• Michael Gove is the greatest reforming Education Secretary since at least Kenneth Baker – arguably since Rab Butler.
  • He has also somehow acquired a knack of talking his way into trouble – his Eurosceptic confession, his First World War Commemoration row, the war with Theresa May…a long list.
  • In place, Dominic Cummings helped to make Gove as Education Secretary by pushing reform.  Since leaving, he has said what he thought.  Most of it is bang on. Almost none of it helped Gove.
  • The best course for David Cameron to take would have been to leave Gove in place – as Iain Duncan Smith has been left in place – or to move him sideways.
  • James Forsyth is tweeting that Gove will ” is doing the broadcast round this afternoon, and will be on every Cabinet sub-committee and in both Downing Street daily meetings”.
  • Culture Revolution 1) This suggests a Whips Office overhaul – that gone are the days of silent Francis Urquhart, and here are the days of loquacious Gove.  This is an election appointment.
  • Culture Revolution 2) It is also perhaps points to the Office furthering its gradual change from an officers’ mess to a human resources department – an end to the Black Book Age.
  • None the less, for all of its dressing up, this is a demotion.  Gove was a full member of the Cabinet, running his own department.  Now he is not.
  • It is very hard to believe that Gove wanted this move, whatever may be said today: his circle was briefing strongly only recently that he wanted to stay at Education.

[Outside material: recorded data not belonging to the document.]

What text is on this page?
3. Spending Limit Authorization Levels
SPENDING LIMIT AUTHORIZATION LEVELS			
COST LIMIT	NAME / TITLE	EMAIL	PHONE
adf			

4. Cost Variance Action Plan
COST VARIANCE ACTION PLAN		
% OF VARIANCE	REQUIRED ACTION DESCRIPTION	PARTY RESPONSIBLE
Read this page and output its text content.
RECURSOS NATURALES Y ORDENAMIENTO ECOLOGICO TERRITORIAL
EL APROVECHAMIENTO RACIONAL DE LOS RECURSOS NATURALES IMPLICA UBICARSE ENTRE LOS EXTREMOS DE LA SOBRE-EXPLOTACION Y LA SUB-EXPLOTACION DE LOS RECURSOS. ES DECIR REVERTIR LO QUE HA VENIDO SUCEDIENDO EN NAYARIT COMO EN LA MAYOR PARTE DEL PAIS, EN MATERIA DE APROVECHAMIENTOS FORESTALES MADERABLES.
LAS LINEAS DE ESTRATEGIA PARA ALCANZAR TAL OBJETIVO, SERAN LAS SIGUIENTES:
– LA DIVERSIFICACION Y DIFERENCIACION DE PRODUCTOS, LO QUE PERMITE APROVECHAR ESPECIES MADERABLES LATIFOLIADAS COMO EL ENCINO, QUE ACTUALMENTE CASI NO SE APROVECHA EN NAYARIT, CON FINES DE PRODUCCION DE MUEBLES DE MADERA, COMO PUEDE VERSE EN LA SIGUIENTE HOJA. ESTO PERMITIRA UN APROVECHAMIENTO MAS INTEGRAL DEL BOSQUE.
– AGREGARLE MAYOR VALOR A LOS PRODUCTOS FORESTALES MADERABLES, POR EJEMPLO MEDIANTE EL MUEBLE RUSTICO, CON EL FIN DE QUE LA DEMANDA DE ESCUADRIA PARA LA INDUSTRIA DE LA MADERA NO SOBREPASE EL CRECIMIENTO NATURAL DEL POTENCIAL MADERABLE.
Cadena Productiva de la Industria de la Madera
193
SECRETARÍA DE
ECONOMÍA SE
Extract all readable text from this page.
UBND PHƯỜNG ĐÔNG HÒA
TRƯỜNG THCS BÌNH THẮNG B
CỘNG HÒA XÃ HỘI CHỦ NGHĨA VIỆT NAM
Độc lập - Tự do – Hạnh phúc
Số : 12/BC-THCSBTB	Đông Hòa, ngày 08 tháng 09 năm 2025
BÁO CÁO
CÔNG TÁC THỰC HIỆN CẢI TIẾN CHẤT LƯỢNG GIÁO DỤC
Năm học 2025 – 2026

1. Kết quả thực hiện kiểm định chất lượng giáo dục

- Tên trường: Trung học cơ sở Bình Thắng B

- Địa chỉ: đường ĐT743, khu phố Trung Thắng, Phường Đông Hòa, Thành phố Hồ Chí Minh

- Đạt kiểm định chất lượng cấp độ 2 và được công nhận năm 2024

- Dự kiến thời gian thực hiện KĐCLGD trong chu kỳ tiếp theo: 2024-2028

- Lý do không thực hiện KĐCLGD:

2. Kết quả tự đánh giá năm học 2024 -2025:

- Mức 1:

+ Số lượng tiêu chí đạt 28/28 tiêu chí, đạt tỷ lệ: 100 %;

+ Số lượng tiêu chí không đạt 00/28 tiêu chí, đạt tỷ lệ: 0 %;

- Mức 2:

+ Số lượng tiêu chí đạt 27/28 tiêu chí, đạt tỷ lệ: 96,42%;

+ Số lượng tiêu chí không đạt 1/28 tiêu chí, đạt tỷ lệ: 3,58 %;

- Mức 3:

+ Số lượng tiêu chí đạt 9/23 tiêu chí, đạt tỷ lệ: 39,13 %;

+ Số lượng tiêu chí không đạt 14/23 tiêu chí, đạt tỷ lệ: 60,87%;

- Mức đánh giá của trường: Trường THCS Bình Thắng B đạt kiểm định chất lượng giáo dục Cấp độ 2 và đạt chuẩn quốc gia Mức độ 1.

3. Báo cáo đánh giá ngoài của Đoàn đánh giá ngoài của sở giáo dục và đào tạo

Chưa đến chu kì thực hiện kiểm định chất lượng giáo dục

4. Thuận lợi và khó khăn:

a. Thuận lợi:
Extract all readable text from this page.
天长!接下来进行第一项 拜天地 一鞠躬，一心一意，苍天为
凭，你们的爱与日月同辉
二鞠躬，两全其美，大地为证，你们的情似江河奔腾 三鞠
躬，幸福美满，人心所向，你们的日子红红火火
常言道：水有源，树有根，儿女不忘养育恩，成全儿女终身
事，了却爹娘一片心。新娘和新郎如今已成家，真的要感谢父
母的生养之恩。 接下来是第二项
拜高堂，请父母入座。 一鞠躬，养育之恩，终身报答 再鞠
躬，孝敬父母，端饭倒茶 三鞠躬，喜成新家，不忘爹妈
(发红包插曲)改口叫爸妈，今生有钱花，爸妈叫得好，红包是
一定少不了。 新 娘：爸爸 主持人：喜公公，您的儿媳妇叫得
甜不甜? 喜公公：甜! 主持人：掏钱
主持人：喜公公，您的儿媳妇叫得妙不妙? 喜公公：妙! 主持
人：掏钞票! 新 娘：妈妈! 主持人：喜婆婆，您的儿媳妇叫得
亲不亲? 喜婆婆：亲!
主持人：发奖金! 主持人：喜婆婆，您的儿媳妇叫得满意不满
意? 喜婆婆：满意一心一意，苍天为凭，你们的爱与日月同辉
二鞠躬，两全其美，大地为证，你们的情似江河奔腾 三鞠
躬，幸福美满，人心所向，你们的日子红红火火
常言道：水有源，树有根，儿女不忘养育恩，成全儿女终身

  • The appointment solves what we might call the Greg Hands dilemma – namely, would the new Chief Whip be Cameron’s man or Osborne’s? We now know the answer: he will be both.
  • A Chief Whip has to be able to bang desks, inspire fear, manage numbers, project silent command. From that point of view, this is a wacky appointment.
  • In short, we had a great Education Secretary who had run into some trouble. He has thus been demote him into a job which ill fits his many talents – and which itself looks to change.
  • Jeremy Thorpe’s summary of the Night of the Long Knives doesn’t look out of place: “Greater love hath no man than this, but to lay down his friends for his life.”